392. Je participe au Dictionnaire du comment écrire du Tiers Livre, et envoie l’entrée “Dédicace” (sans l’étymologie), réflexion sur la dédicace du livre A. à mon père.
(Étymol. et Hist. Fin XII es. dicaze « consécration d’une église, d’un oratoire » (Dialogue Grégoire,42 ds T.-L.); 1273-80 dedicasse « fête annuelle commémorant cette consécration » (Fridensreg.

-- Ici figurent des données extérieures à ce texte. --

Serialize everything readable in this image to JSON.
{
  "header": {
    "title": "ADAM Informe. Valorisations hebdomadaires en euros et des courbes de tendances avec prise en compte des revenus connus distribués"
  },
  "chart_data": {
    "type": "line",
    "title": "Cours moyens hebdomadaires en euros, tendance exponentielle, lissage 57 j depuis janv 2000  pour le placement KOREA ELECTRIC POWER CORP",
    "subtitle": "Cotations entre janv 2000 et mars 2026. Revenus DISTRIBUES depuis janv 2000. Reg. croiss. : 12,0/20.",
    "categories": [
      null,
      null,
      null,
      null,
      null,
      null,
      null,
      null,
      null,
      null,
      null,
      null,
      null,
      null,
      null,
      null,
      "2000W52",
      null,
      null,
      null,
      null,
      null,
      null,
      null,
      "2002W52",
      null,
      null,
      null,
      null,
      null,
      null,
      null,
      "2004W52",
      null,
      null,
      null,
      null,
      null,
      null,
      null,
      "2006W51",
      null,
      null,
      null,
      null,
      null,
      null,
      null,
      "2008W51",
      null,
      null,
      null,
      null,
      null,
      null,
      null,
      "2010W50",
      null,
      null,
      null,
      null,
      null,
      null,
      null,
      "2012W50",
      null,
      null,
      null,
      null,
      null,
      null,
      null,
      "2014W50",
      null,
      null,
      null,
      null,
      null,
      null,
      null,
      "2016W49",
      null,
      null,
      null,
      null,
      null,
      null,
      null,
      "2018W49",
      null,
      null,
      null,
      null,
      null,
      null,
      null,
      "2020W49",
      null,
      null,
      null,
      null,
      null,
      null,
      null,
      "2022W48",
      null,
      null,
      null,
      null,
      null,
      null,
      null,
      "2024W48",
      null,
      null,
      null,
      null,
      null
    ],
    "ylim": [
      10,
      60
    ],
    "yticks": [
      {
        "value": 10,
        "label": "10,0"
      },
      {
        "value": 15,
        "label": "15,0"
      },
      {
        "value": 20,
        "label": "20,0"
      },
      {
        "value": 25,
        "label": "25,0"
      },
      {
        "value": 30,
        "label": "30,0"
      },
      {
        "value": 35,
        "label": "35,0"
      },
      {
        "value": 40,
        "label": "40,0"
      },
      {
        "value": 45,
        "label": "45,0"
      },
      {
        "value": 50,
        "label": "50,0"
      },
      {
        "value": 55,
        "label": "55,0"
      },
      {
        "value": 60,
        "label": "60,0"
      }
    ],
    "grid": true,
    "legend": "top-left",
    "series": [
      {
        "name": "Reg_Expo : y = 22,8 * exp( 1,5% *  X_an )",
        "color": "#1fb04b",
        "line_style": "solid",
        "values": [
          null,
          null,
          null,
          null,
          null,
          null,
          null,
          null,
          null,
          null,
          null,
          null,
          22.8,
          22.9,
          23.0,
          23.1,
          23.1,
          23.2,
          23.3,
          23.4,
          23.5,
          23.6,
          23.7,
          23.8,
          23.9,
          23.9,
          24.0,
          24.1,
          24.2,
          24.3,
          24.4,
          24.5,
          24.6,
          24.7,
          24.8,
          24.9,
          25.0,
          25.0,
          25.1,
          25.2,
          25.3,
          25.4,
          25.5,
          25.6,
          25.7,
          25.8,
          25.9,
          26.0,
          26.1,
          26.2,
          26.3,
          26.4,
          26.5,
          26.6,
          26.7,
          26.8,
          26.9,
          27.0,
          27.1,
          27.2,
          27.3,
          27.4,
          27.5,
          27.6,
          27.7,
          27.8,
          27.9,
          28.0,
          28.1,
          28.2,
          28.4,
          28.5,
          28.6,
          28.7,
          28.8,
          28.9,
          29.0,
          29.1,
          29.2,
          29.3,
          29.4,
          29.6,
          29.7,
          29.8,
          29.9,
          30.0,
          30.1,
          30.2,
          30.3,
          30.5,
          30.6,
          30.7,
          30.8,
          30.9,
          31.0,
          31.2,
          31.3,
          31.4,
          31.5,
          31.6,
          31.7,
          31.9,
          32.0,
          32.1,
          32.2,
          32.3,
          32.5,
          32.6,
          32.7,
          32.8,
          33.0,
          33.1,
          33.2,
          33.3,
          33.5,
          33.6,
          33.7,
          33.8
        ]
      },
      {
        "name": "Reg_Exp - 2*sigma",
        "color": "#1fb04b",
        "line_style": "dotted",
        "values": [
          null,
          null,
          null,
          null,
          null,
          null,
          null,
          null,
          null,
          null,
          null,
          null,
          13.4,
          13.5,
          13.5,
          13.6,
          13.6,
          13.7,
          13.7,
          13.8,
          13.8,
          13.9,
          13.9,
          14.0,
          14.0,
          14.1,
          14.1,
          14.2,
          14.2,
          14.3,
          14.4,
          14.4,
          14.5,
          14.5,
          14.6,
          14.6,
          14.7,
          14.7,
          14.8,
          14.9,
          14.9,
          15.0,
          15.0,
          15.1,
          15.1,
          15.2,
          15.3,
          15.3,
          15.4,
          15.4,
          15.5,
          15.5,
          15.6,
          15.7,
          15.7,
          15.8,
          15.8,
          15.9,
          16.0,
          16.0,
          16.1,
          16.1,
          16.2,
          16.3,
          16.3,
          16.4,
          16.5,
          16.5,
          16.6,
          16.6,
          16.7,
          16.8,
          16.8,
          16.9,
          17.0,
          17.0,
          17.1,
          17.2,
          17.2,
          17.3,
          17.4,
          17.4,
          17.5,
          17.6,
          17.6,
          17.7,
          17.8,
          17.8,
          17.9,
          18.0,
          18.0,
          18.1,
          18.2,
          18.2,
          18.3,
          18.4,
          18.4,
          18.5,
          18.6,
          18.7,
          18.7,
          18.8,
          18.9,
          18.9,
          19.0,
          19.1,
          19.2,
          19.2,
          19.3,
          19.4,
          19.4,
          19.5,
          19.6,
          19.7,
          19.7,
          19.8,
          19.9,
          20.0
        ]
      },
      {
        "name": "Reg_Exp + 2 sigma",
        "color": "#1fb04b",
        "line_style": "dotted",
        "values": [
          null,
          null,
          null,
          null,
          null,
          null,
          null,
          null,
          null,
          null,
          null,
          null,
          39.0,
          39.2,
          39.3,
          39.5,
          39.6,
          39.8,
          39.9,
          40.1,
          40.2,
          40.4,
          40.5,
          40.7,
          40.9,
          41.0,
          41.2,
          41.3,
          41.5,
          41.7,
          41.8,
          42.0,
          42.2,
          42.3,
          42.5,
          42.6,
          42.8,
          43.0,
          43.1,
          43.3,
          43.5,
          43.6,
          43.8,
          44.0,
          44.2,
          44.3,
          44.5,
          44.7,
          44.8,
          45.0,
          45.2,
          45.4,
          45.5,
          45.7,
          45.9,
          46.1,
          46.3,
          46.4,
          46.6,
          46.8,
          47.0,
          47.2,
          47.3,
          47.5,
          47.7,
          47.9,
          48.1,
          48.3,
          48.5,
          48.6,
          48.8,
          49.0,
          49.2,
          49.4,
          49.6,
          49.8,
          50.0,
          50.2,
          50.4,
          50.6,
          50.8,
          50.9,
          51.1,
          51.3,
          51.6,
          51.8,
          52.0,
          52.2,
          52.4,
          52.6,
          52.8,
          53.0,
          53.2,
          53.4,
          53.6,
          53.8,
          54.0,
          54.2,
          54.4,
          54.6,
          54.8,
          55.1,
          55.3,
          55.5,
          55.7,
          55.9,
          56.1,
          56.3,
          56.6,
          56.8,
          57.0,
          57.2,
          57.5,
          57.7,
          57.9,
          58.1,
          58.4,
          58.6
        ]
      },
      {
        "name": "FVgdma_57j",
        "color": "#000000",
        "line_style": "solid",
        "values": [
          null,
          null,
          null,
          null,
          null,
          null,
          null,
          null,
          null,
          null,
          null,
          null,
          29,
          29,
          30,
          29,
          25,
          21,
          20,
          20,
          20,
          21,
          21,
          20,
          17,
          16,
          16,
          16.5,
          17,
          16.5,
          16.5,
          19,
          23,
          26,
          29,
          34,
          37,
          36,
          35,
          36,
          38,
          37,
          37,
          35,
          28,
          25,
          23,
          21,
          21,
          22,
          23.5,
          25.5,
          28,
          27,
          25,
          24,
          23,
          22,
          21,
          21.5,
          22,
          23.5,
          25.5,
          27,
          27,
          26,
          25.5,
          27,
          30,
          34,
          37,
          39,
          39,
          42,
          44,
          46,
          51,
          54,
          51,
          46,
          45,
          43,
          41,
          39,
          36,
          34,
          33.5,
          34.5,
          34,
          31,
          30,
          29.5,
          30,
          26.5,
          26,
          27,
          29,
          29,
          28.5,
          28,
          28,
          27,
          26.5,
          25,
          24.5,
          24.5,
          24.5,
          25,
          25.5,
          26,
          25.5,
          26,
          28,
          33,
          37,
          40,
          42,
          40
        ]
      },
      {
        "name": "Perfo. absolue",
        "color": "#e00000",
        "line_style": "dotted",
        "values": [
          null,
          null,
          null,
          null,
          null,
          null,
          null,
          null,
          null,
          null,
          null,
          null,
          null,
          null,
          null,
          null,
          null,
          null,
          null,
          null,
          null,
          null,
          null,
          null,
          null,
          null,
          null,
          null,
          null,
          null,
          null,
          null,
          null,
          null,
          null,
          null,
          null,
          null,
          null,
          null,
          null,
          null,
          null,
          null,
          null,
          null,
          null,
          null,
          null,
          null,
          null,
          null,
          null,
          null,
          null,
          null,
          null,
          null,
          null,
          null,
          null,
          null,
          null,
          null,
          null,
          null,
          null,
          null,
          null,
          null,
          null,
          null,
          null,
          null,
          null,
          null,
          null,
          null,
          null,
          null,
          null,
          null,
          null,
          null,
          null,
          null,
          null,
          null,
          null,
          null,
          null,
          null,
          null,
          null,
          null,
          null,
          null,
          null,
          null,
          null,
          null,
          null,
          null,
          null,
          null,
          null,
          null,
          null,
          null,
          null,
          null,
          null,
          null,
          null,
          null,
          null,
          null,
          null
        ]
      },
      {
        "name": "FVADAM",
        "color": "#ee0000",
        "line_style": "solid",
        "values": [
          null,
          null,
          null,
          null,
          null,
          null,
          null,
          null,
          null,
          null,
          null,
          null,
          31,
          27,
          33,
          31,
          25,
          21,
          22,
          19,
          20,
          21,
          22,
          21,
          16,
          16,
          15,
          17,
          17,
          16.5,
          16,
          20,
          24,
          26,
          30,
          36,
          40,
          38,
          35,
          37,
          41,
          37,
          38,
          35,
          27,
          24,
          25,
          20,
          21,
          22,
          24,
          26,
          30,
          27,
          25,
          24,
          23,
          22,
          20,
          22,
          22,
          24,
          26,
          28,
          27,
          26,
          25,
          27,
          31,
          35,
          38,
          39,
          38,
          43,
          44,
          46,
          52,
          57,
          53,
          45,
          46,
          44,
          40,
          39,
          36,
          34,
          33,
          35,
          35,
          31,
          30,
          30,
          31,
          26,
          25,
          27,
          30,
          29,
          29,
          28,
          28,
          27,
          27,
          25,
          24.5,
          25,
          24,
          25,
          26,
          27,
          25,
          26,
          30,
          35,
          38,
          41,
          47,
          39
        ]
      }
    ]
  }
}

Tournai,530 ds T.-L.); [1613 « hommage qu’un auteur fait de son œuvre à une personne » (Pasquier ds Bl.-W.3-5)] source : CNRTL)
La dédicace d’un livre – je parle de celle imprimée par l’auteur, et non celle manuscrite après coup – est le premier destinataire. Quand le destinataire a disparu, cette mention fait signe aux autres lecteurs, bien vivants ceux-là, qu’ils peuvent passer après. Mais les lecteurs peuvent l’ignorer ; d’ailleurs, le destinataire de la dédicace est-il même connu des lecteurs ? Ce qui est à peser, c’est l’inflexion que ces mots liminaires, À ….., en mémoire de…, peuvent donner à la lecture, comment ils l’orientent. Signe, donc, d’un hommage, même ironique, d’une reconnaissance, d’un devoir de mémoire. L’auteur qui dédie son livre reconnaît une dette. Qu’est-ce que le lecteur en a à faire ? Je peux préférer aborder le texte vierge, comme on pose le pied sur une rive déserte, ne pas hériter de cette dédicace que l’auteur m’impose (« Sache, lecteur, que ce livre est dédié à … ») Bref, cela ne me regarde pas – ou plutôt : c’est une affaire entre l’auteur et l’autre. Je peux choisir, par curiosité, d’aller voir ce que dit ce signal supplémentaire, sans oublier qu’il est pour l’auteur un solde de tout compte. À ce titre, il n’est jamais anodin : un seuil visible, qui transforme celui qui le franchit.